I was a Teenage Werewolf. Hitler's Children. The Devil Thumbs a Ride. Other than a catchy title, what do all these movies have in common?
The films above would fall under the B-Movie category. B-Movies are low-budget films that might not be hits at the box office but can be considered cult classics. The term originated during the Golden Age of Hollywood in the 1930s with short, inexpensive Western flicks, but the label can now be identified with the science fiction, horror, anime or foreign genres, or anything independent, alternative and kitschy. B-Movies are also well known for bringing up controversial, touchy subjects in an outlandish, brash manner.
Many now-famous stars jump-started their careers with B-Movies. Actors Ronald Reagan and Jack Nicholson, as well as director Jonathan Demme (Academy Award winner for Silence of the Lambs) began at the B-Movie level.
Today, multi-million dollar movies with credible special effects and countless actors reign the big screen, while most B-Movies are sent straight to video. Independent, artsy movies are becoming more popular again, though, and many still admire the cheesy, vulgar and amateur qualities that B-Movies possess.

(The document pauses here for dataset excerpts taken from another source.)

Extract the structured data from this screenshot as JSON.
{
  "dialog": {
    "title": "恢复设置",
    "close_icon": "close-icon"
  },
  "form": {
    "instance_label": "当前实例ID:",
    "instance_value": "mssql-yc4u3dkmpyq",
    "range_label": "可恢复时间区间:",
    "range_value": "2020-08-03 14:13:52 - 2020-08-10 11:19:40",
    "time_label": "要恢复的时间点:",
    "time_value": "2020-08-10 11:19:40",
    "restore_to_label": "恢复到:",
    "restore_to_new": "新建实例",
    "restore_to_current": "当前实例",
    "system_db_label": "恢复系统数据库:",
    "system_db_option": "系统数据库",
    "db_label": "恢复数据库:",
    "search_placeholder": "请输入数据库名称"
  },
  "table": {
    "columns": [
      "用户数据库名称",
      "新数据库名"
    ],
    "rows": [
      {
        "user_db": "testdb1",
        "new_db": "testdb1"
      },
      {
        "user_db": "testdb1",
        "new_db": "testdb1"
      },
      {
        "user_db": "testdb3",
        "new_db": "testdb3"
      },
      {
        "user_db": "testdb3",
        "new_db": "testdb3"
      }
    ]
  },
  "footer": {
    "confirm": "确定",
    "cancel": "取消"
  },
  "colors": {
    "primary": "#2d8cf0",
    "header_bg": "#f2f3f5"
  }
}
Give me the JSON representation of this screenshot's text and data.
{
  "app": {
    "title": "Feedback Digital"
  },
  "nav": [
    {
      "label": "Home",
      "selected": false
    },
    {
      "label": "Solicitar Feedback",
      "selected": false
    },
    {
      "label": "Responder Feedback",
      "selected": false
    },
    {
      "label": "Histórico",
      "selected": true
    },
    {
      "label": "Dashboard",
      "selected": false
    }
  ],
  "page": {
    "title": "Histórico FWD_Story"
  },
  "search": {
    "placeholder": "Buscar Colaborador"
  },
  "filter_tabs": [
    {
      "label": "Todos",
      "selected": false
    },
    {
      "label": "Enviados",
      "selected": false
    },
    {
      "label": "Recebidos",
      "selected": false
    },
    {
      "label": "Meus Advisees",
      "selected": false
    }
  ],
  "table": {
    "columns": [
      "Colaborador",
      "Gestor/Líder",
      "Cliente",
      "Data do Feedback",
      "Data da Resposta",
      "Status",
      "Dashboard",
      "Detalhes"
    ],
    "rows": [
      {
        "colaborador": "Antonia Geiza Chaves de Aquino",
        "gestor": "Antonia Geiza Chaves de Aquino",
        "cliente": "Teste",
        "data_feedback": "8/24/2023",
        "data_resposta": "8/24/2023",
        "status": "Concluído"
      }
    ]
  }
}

The B-Movie Film Festival, created in 1999 by local filmmaker Ron Bonk, is held annually in Syracuse, New York. At Northwestern University in Evanston, Illinois, B-Fest is a 24-hour marathon held every year in January. In Franklin, Indiana, the first annual "B" Movie Celebration will take place August 17-19, which includes over 50 movie screenings, special guest appearances, awards and over 20 educational seminars about B-Movies. Another annual festival, Wisconsin's Independent Genre Film Festival, will take place in Milwaukee in October 26-28.